Earn my vote – commit to the arts
Categories: Artspace News
Why do you choose to live in Winnipeg? What would make it easy for you to keep choosing it as your home? Or what would make it easier to answer these questions? Election time is rife with debates about priorities, visions, spotlights on problems, or looming crises. Citizens engage in debate and politicians try to take position within it in order to earn your vote, and also earn a mandate to affect change over the next four years.
So what are the issues of this 2018 municipal election; meth crisis, the opening of Portage and Main, Rapid Transit expansion? Yup. All of that. And more! I’d like to suggest that Winnipeg has always felt that art is at the heart of its identity. Whether it was intentional or not. However, more and more, art is defining our city. We are seeing the north end in a new way, and seeing that despite what we’ve been saying about this neighbourhood for the last how many decades? It just might hold potential. Want proof? Maybe the city’s most impressive mural is on North Main and covers the NewWest Hotel. But its not just core areas where art is transforming our communities for the better. Have you been to St.Vital parc recently? That fabulous new fire pit by the duck pound is not just a pit… its a work of art created through an open call by the Winnipeg Art Council. They are also popping up in Rapid Transit stations. Oh… and I could go on at lengths about how our willingness to engage in the truth and reconciliation process with Indigenous communities has some of its most visible components through prominent works of art, like star blankets wrapping buildings or structures like Niizhoziibean at the Forks. But we’re just getting started. And the social issues in Winnipeg are a plenty. Plenty of new immigrants, plenty of refugees that sometimes don’t share in english or french as fluent languages, plenty of once marginalized communities asking to have a voice!
Members of the Mama Bear Clan in front of the NewWest Hotel
But when we talk about art… we also need to talk about economics. The arts sector is contributing to the financial vitality of the city. The film industry is a shining example of this. Films shot in Winnipeg last summer are currently streaming on Netflix, on cbc, or even featured at the Toronto International Film Festival. As I write this, Christopher Walkin is somewhere in Manitoba shooting a film about a farmer who took on Monsanto.
What’s a given about the arts is that it’s never a given. We often have to squeeze our way into conversations. Always reminding people of the power of the arts. But also the capacity of the arts sector in Winnipeg… should we be given a stage to do so. Concretely, I think of the redevelopment of the Market Lands in the Exchange District. The City of Winnipeg is about to unleash a MAJOR development project, right across from City Hall. An entire city block that was given to the city on the condition that it serve a public purpose. It has been suggested that affordable housing means that criteria will be met. I suggest that it is not enough. That the arts need to be an integral part of the development. Because it’s by placing the arts at the heart of the Exchange that we were able to change this neighoubourhood back in the 80’s. If we want to continue that evolution, or bring it to the next level we must place the arts at the center of it. Internationally impressive arts groups like the Royal Winnipeg Ballet and the Manitoba Chamber Orchestra have offered to be part of the activation of this space. So have community change makers Art City and others. Other art groups have asked the Market Lands to be their home, so that they can engage with the public, freely, so as to make the Market Lands a truly valued public space. I suggest, THIS is an issue to be raised during this municipal election.
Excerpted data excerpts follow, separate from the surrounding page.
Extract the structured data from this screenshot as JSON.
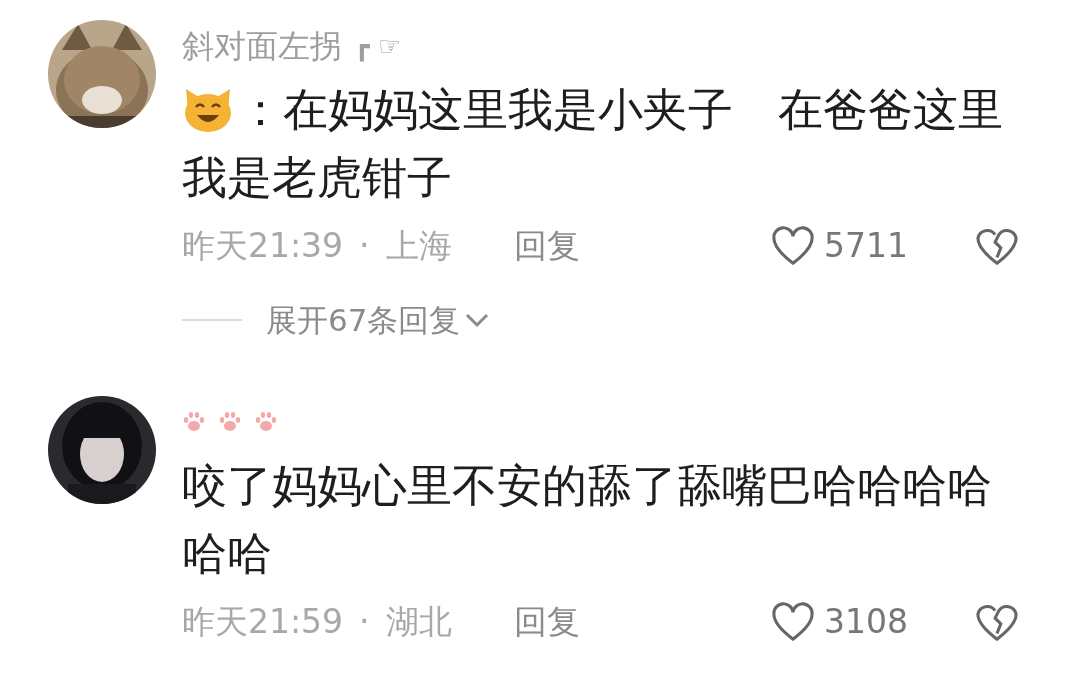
{
  "comments": [
    {
      "username": "斜对面左拐",
      "username_marks": "┏ ☞",
      "emoji_prefix": true,
      "text": "：在妈妈这里我是小夹子　在爸爸这里我是老虎钳子",
      "time": "昨天21:39",
      "separator": "·",
      "location": "上海",
      "reply": "回复",
      "likes": "5711",
      "expand": "展开67条回复"
    },
    {
      "text": "咬了妈妈心里不安的舔了舔嘴巴哈哈哈哈哈哈",
      "time": "昨天21:59",
      "separator": "·",
      "location": "湖北",
      "reply": "回复",
      "likes": "3108"
    }
  ]
}
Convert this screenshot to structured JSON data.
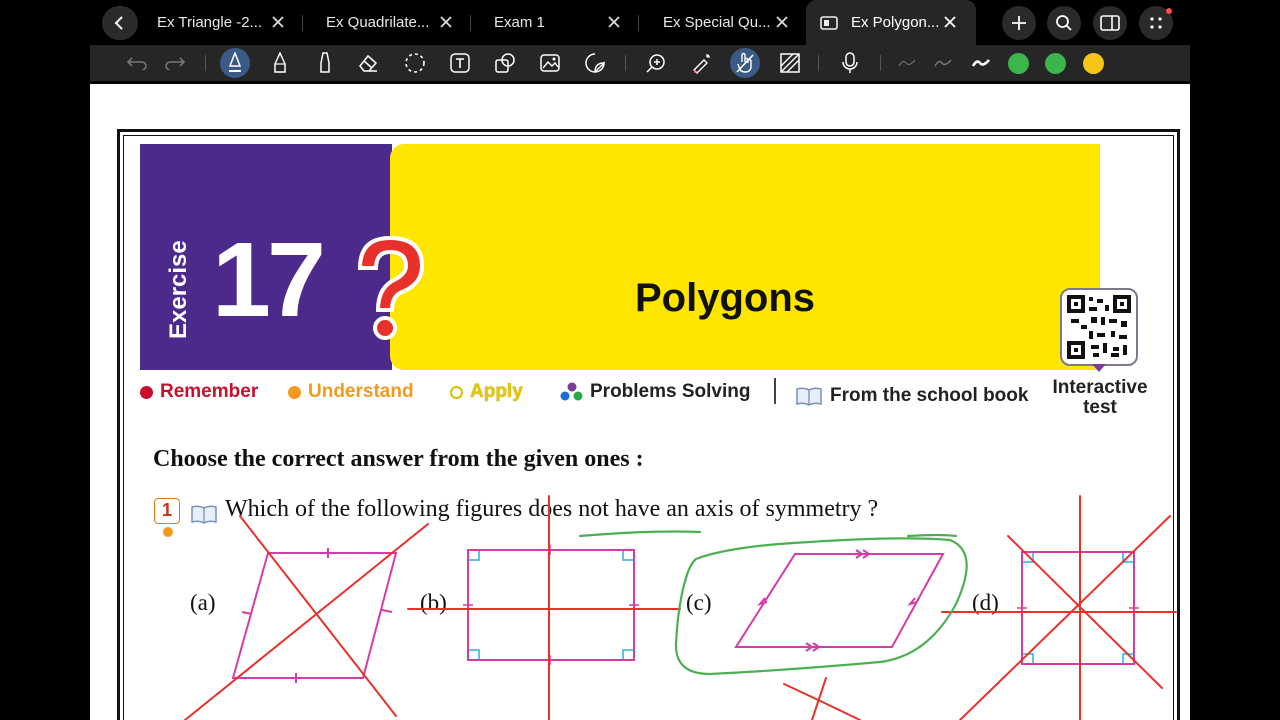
{
  "tabs": [
    {
      "title": "Ex Triangle -2...",
      "active": false
    },
    {
      "title": "Ex Quadrilate...",
      "active": false
    },
    {
      "title": "Exam 1",
      "active": false
    },
    {
      "title": "Ex Special Qu...",
      "active": false
    },
    {
      "title": "Ex Polygon...",
      "active": true
    }
  ],
  "toolbar": {
    "colors": [
      "#3cb54a",
      "#3cb54a",
      "#f5c518"
    ]
  },
  "document": {
    "banner": {
      "exercise_word": "Exercise",
      "exercise_number": "17",
      "title": "Polygons"
    },
    "legend": {
      "remember": "Remember",
      "understand": "Understand",
      "apply": "Apply",
      "problems": "Problems Solving",
      "school_book": "From the school book"
    },
    "interactive_test": "Interactive test",
    "heading": "Choose the correct answer from the given ones :",
    "question": {
      "number": "1",
      "text": "Which of the following figures does not have an axis of symmetry ?"
    },
    "options": [
      "(a)",
      "(b)",
      "(c)",
      "(d)"
    ]
  },
  "colors": {
    "banner_purple": "#4b2a8c",
    "banner_yellow": "#ffe600",
    "figure_magenta": "#d63ca8",
    "annotation_red": "#e8312a",
    "annotation_green": "#4caf50"
  }
}
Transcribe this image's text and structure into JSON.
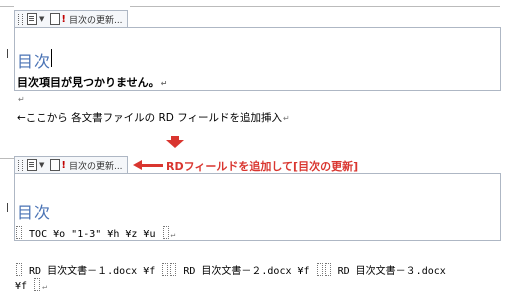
{
  "toc_block_1": {
    "update_button": "目次の更新...",
    "heading": "目次",
    "message": "目次項目が見つかりません。"
  },
  "instruction": "←ここから 各文書ファイルの RD フィールドを追加挿入",
  "callout": "RDフィールドを追加して[目次の更新]",
  "toc_block_2": {
    "update_button": "目次の更新...",
    "heading": "目次",
    "field_code": "TOC ¥o \"1-3\" ¥h ¥z ¥u"
  },
  "rd_fields": {
    "line1": "RD 目次文書－１.docx ¥f",
    "line2": "RD 目次文書－２.docx ¥f",
    "line3": "RD 目次文書－３.docx",
    "line3_cont": "¥f"
  },
  "colors": {
    "accent_red": "#d9352f",
    "heading_blue": "#4a73b5",
    "control_border": "#aeb7c4"
  },
  "icons": [
    "grip-icon",
    "document-icon",
    "dropdown-caret-icon",
    "update-table-icon",
    "return-mark-icon"
  ]
}
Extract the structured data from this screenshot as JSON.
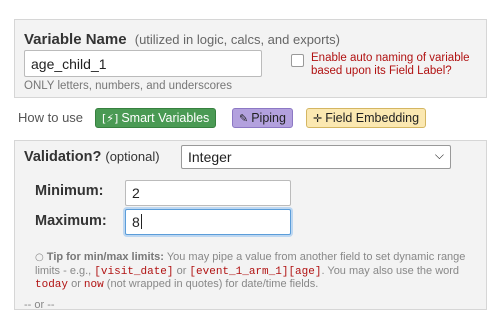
{
  "variable": {
    "heading": "Variable Name",
    "heading_hint": "(utilized in logic, calcs, and exports)",
    "value": "age_child_1",
    "note": "ONLY letters, numbers, and underscores",
    "auto_naming_label": "Enable auto naming of variable based upon its Field Label?"
  },
  "how_to": {
    "label": "How to use",
    "smart_variables": "Smart Variables",
    "smart_icon": "[⚡]",
    "piping": "Piping",
    "piping_icon": "✎",
    "field_embedding": "Field Embedding",
    "field_embedding_icon": "✛"
  },
  "validation": {
    "label": "Validation?",
    "optional": "(optional)",
    "selected": "Integer",
    "min_label": "Minimum:",
    "min_value": "2",
    "max_label": "Maximum:",
    "max_value": "8"
  },
  "tip": {
    "title": "Tip for min/max limits:",
    "text1": "You may pipe a value from another field to set dynamic range limits - e.g.,",
    "code1": "[visit_date]",
    "or": "or",
    "code2": "[event_1_arm_1][age]",
    "text2": ". You may also use the word",
    "code3": "today",
    "or2": "or",
    "code4": "now",
    "text3": "(not wrapped in quotes) for date/time fields."
  },
  "footer": {
    "or_text": "-- or --"
  },
  "colors": {
    "red_text": "#b11212",
    "smart_green": "#4a9a54",
    "piping_purple": "#b3a1de",
    "embed_yellow": "#fbe8b1"
  }
}
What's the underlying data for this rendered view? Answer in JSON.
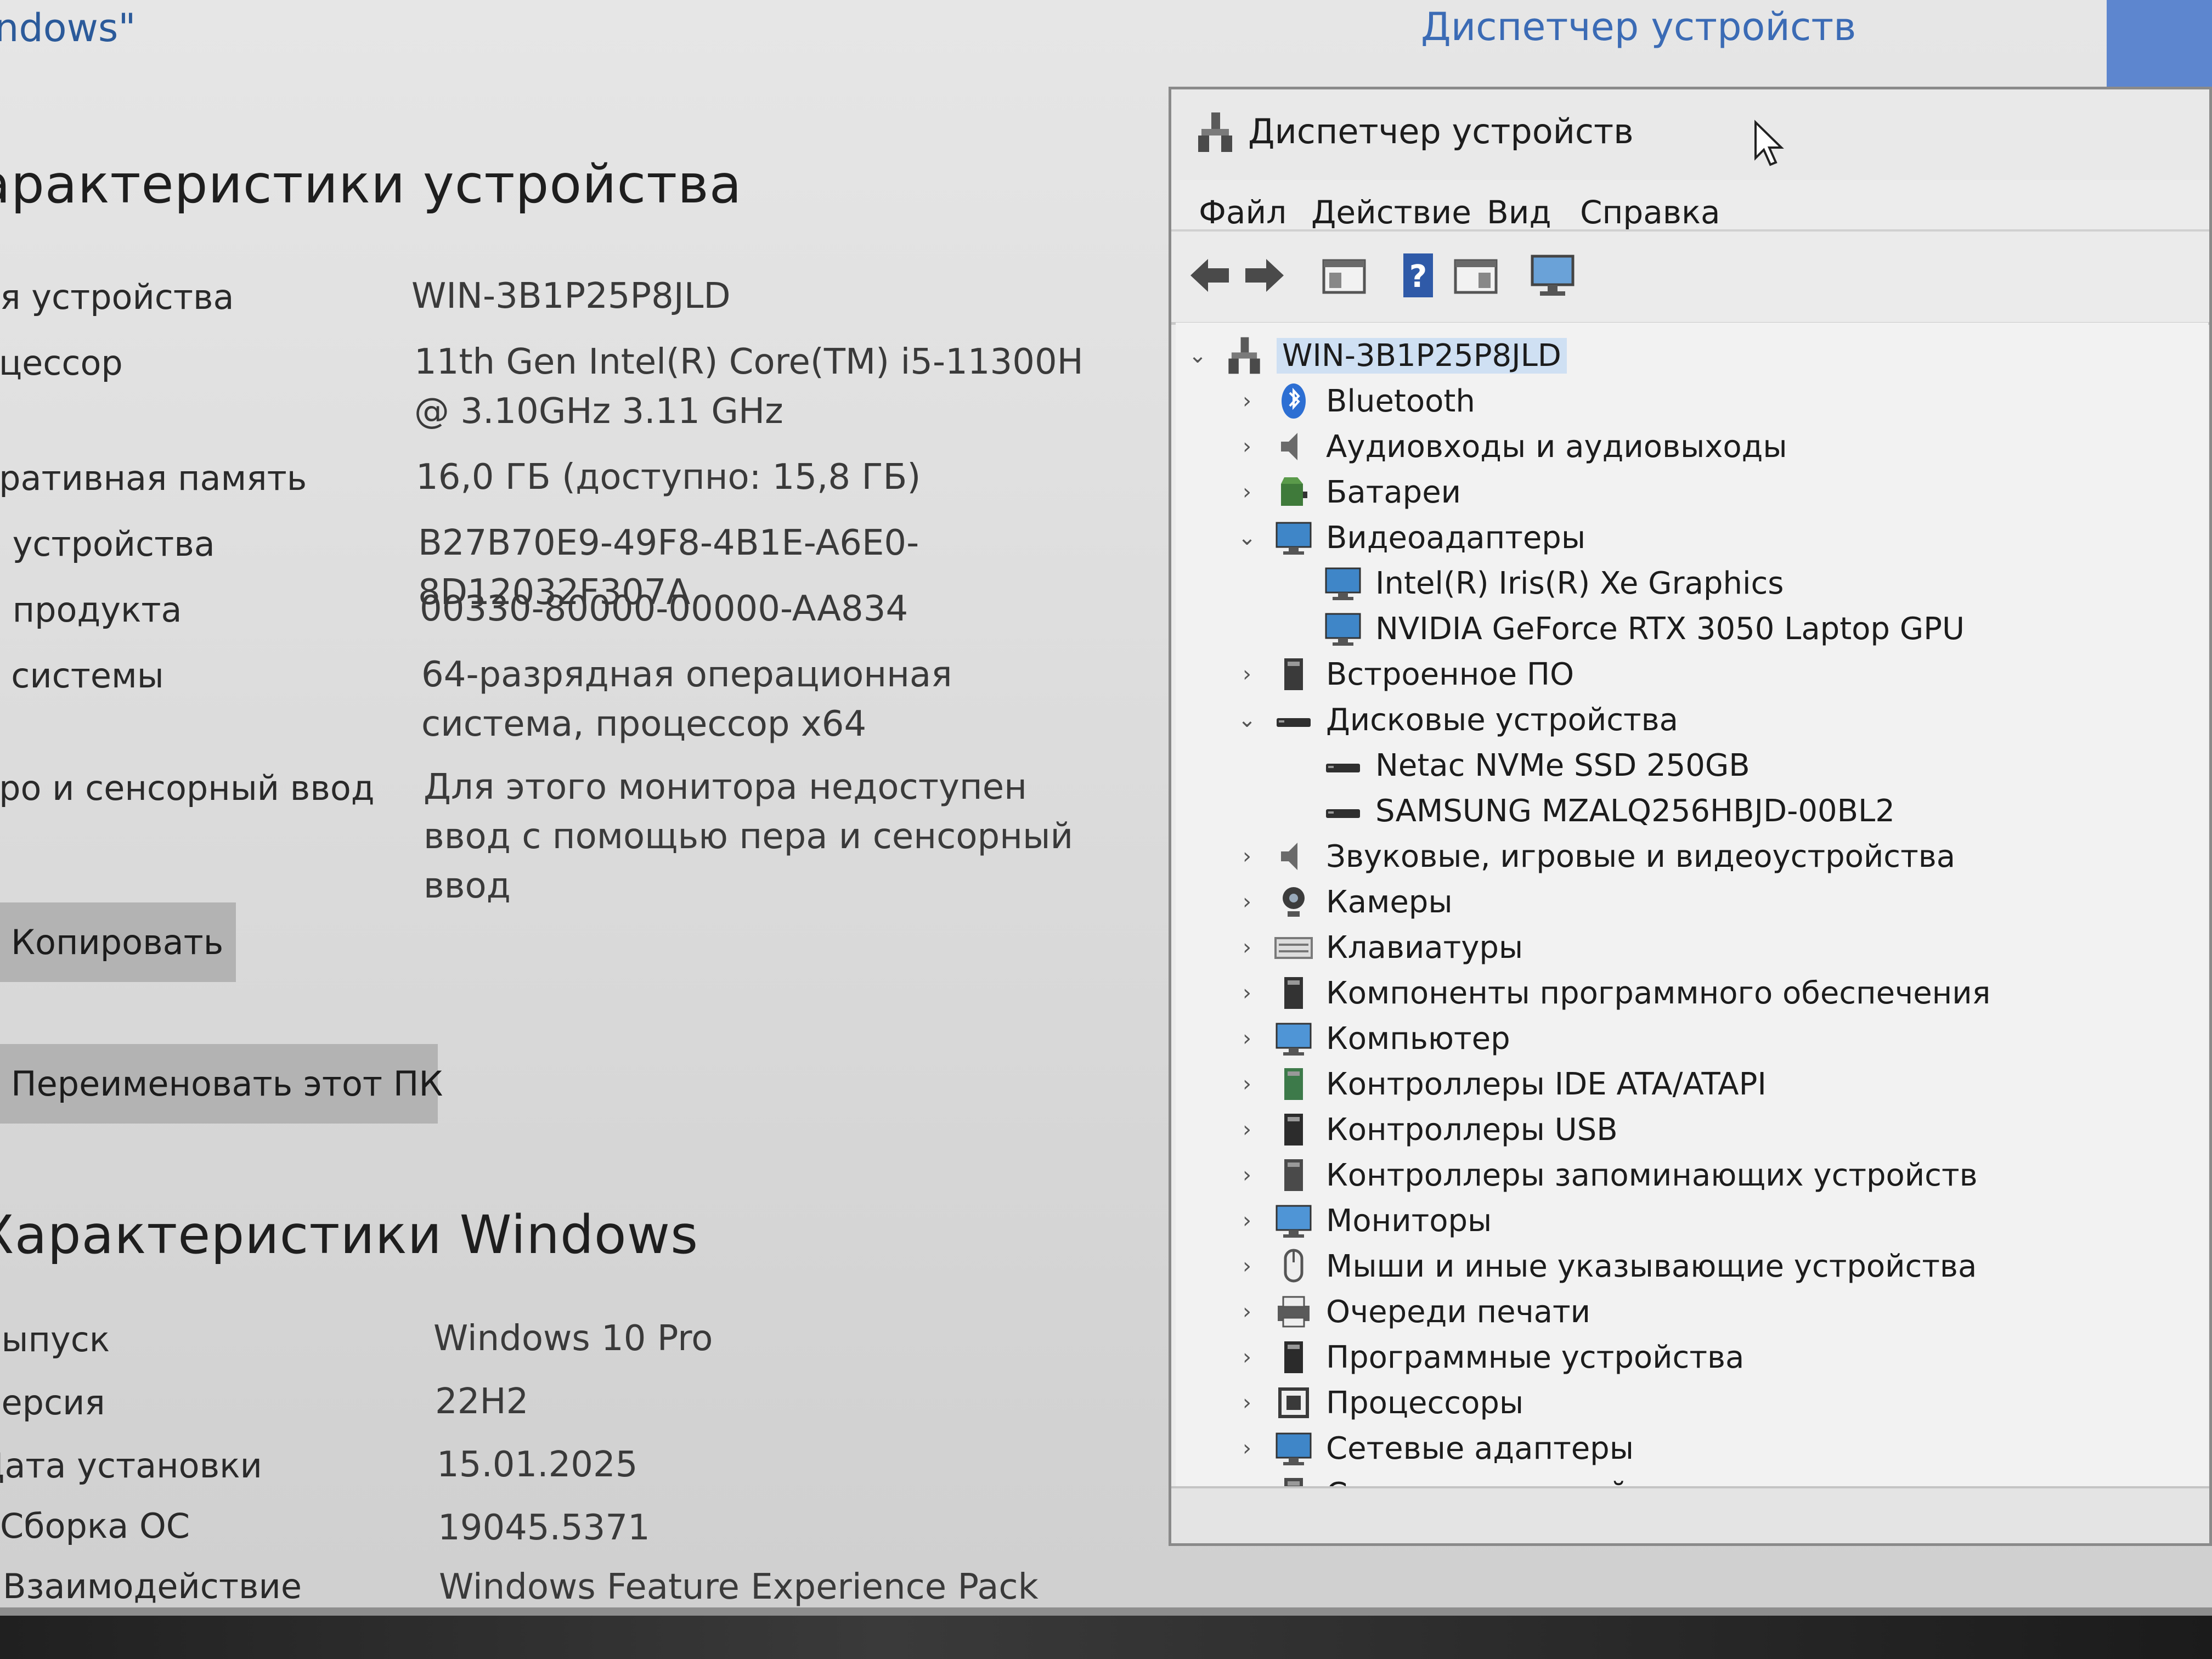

I invite you to make the arts part of the conversations happening around this municipal election. We, citizens, have the most power in this moment; to get commitments from our elected officials. So lets ask them to make commitments to the arts.
There is an organization called Manitobans for the Arts that have put together a document with 6 commitments a council and mayoral candidate can make in order to truly be an arts ally, an arts advocate, and an arts leader at City Hall. The commitments are based on three strategies:
1- Invest in artists; by increasing per capita funding provided to the Winnipeg Arts Council and by earmarking 1% of the city’s annual capital budget for public art.
2- Invest in facilities; by establishing an arm’s-length capital fund for arts and heritage facility renewal, rehabilitation and development and by identifying hubs of arts and creative activities and support them through municipal tax incentives.
3- Invest in events; by directing the permitting process for events specifically to the Film and Special events office and establish an online portal application process as well as establishing a database of annual events, and experienced event organizers, and provide a priority streamlined application process for these events and organizers.
The full document can be found here: www.manitobansforthearts.ca
Every candidate has been sent this list and has been asked to say if they commit to these strategies and specifically to these recomendations. In other words, they’re aware. So, when a candidate calls you or knocks on you door, ask them about it. I’m not saying its the only thing you should ask them, but it should be on the list. Maybe they’ll get it, arts matter in Winnipeg.